OpenEtherCATsociety / SOEM

Simple Open Source EtherCAT Master
Other
1.23k stars 653 forks source link

How can I reduce the latency of the `ec_receive` function ? #795

Open windsgo opened 3 months ago

windsgo commented 3 months ago

I'm using SOEM to drive a Panasonic motor. The following is how I am working with SOEM.

These 2 function cause about 230us.

My Question is:

Many thanks

ArthurKetels commented 3 months ago

SOEM adds very little delay to the cycle. Most of it is used up in the Linux kernel network stack on receive. Optimizing packet receive to user space handover is a topic that is well described on the internet. Your friend is ethtool, see drvcomment.txt.

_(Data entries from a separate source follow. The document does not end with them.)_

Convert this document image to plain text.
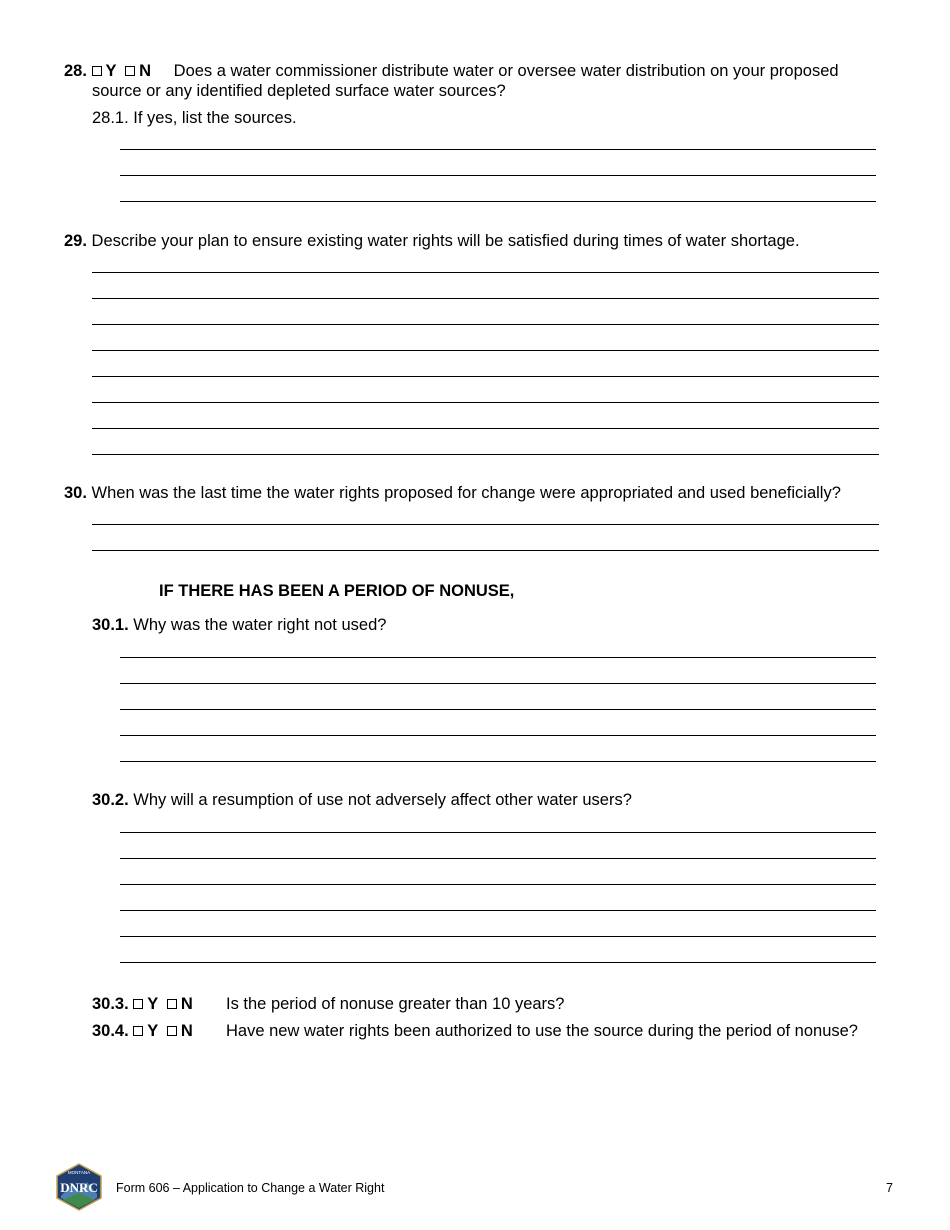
28. Y N Does a water commissioner distribute water or oversee water distribution on your proposed
source or any identified depleted surface water sources?
28.1. If yes, list the sources.
29. Describe your plan to ensure existing water rights will be satisfied during times of water shortage.
30. When was the last time the water rights proposed for change were appropriated and used beneficially?
IF THERE HAS BEEN A PERIOD OF NONUSE,
30.1. Why was the water right not used?
30.2. Why will a resumption of use not adversely affect other water users?
30.3. Y N Is the period of nonuse greater than 10 years?
30.4. Y N Have new water rights been authorized to use the source during the period of nonuse?
MONTANA
DNRC Form 606 – Application to Change a Water Right	7
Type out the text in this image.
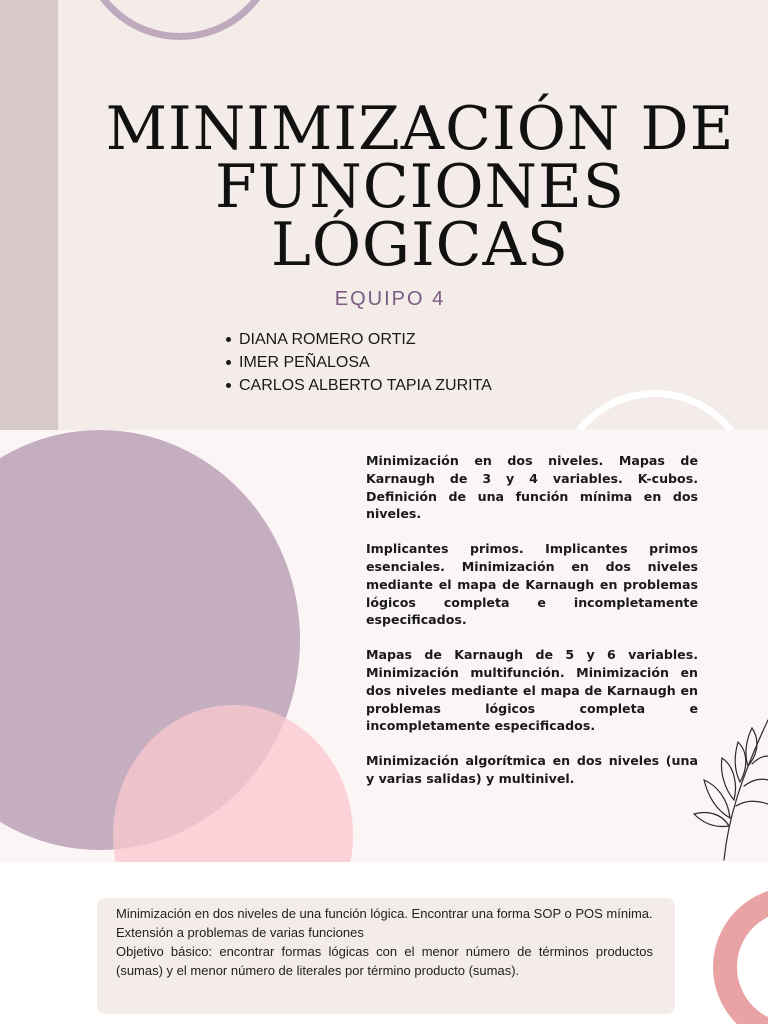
MINIMIZACIÓN DE
FUNCIONES
LÓGICAS
EQUIPO 4
DIANA ROMERO ORTIZ
IMER PEÑALOSA
CARLOS ALBERTO TAPIA ZURITA

Minimización en dos niveles. Mapas de Karnaugh de 3 y 4 variables. K-cubos. Definición de una función mínima en dos niveles.

Implicantes primos. Implicantes primos esenciales. Minimización en dos niveles mediante el mapa de Karnaugh en problemas lógicos completa e incompletamente especificados.

Mapas de Karnaugh de 5 y 6 variables. Minimización multifunción. Minimización en dos niveles mediante el mapa de Karnaugh en problemas lógicos completa e incompletamente especificados.

Minimización algorítmica en dos niveles (una y varias salidas) y multinivel.

Minimización en dos niveles de una función lógica. Encontrar una forma SOP o POS mínima.

Extensión a problemas de varias funciones

Objetivo básico: encontrar formas lógicas con el menor número de términos productos (sumas) y el menor número de literales por término producto (sumas).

On the other hand it is not most optimal to send a packet and then wait for it to return (as you are doing). Your situation : - start cycle - send process data - receive process data - calculations - wait for next cycle start - Optimal solution 1 : - start cycle - receive process data - send process data - calculations - wait for next cycle start - Optimal solution 2 : - start cycle - receive process data - calculations - send process data - wait for next cycle start -

Solution 1 optimizes compute efficiency, solution 2 optimizes calculation to setpoint delay.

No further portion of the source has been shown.